Heart: Why the Phillies won't have it this season

We all know the Phillies will be a mess on the field this coming baseball season, but it could be even messier in their clubhouse, and we’re not talking about dirty socks and wet towels on the floor. The Phils have a star player who doesn’t want to be here anymore (pitcher Cole Hamels) and they have former star player that they don’t want any more (Ryan Howard), but can’t get rid of. And they have players who probably don’t belong here (including Domonic Brown), but the Phillies are stuck with them, too.

So, even though this team will probably be dysfunctional between the white lines, it’s what’s going on between the ears of the players that will really make this a long and painful season.


That was magnified this week, when Hamels told a reporter from USA Today that, yeah, he wants to desert the sinking ship that will be moored in South Philadelphia this season.

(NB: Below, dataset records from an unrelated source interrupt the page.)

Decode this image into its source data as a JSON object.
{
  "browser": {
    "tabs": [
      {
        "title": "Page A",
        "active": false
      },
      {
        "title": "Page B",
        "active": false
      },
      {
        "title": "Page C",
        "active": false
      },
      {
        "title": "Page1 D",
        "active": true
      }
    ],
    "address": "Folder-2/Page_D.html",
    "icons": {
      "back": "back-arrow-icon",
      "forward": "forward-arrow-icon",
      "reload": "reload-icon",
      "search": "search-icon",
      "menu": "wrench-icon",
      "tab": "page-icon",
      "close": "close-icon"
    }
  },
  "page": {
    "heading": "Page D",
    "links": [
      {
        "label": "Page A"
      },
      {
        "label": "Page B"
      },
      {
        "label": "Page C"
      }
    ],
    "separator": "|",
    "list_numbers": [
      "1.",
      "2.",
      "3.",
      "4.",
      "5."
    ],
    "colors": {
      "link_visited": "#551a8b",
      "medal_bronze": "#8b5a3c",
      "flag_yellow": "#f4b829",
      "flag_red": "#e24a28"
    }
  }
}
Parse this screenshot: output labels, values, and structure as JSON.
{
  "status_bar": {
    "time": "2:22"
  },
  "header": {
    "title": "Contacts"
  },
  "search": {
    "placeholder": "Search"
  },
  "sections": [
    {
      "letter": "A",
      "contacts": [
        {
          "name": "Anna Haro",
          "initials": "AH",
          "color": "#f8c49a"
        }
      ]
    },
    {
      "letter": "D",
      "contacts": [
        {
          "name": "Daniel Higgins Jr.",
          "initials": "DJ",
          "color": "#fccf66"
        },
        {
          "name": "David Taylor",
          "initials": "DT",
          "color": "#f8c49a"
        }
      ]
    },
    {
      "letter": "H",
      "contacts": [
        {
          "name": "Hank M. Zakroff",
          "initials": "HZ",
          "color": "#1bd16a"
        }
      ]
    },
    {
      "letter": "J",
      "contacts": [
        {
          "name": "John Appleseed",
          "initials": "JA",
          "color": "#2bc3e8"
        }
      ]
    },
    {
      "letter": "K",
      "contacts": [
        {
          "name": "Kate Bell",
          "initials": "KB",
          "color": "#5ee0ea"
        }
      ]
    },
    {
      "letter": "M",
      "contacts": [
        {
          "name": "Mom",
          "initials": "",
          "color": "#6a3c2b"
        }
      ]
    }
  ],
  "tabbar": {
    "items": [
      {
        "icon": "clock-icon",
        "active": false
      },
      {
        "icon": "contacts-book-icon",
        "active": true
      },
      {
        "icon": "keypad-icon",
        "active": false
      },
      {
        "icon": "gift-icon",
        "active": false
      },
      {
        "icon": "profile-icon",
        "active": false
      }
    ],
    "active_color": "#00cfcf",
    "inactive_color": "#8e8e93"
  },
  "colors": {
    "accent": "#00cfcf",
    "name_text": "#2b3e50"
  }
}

Hamels wasn’t nasty about it, but his message was clear — he wants to play for a contender and the Phillies won’t be a contender for a long time to come, if then. Of course, we don’t feel sorry for somebody who will earn gazillions of dollars for working a couple of hours every five days, but Hamels’ plea for freedom to a national publication had to get the Phillies’ attention, and that includes the front office and the players who will depend on Hamels’ left arm to give them at least a chance to win an occasional game.

The Phils’ other pitching ace, Cliff Lee, would also like to get the heck out of here, but first he has to prove he’s healthy again after pitching in only 13 games last year before being shut down with an elbow injury. Lee signed with the Phillies back in 2011 to complete what was thought to be a pitching staff for the ages, joining Hamels, Roy Halladay and Roy Oswalt in a dream rotation. Now, just four years later, Halladay and Oswalt are out of baseball, Lee is trying to come back from a serious injury and hopes to be dealt to a contender, and Hamels wants to bail out as soon as possible, too.

But at least Hamels is a problem that can be solved as soon as the Phillies find some team with which they can work a trade. It won’t be easy, because the Phils will ask for a lot in return, but it is doable. However, getting rid of Howard and/or Chase Utley will be a lot more difficult because, unlike Hamels, their best days are well behind them and they’re never coming back. Neither is an elite player anymore, even though they have elite contracts, and not only are they costing the Phils a lot of money, they’re also blocking the progress of younger players in the organization.

Both Utley and Howard have struggled the last few seasons with their performances and their health, but each year the Phillies and their fans fooled themselves into believing that somehow they would find the fountain of youth and regain their All-Star forms. Well, nobody is living in la-la land anymore. Nobody expects more than mediocrity from two players who helped the Phillies win so many games and division titles.

So, every day Utley and especially Howard report to work, they’ll do so knowing that their bosses would prefer that they were someplace else. The same holds true for reliever Jonathan Papelbon, whom the Phillies are also trying to trade, but at least Papelbon still has value after coming off a very good season in 2014, when he had an ERA of 2.04 and saved 39 games for a team that won only 73.

Then there is Brown, who was supposed to be a star by now. For years, he was the Phillies’ prized prospect, but those days are long gone. Brown keeps getting chances to shine at the big-league level and he keeps falling down, with the exception of a month and a half in 2013 when he played well enough to earn an All-Star berth. He batted .235 with just 10 home runs last season, his third in the big leagues, and he looked pretty much clueless the entire time. No matter how nicely the Phillies talk about Brown and his still-unfulfilled potential, everyone knows he’s been a major disappointment and nobody really expects him to magically become the great player he was supposed to be.

Add it all together and the Phillies’ clubhouse isn’t exactly a jolly place to hang out, because the closeness and the camaraderie that marked this team in their glory days is no longer there. Actually, it wasn’t there last year, as manager Ryne Sandberg confessed in a recent interview with Hal Bodley of MLB.com.

“I didn’t think we had a good clubhouse last year,’’ Sandberg said. “I don’t think it was conducive to winning. The team coming together and jelling as a group last year — we came up a little short on that end. It’s something that can be handled differently with some different strategies this year.’’

Different strategies, maybe, but for the most part it will be the same players, even though some don’t want to be here, some aren’t wanted here and some don’t deserve to be here. So, get ready for the 2015 Phillies because, ready or not, here they come.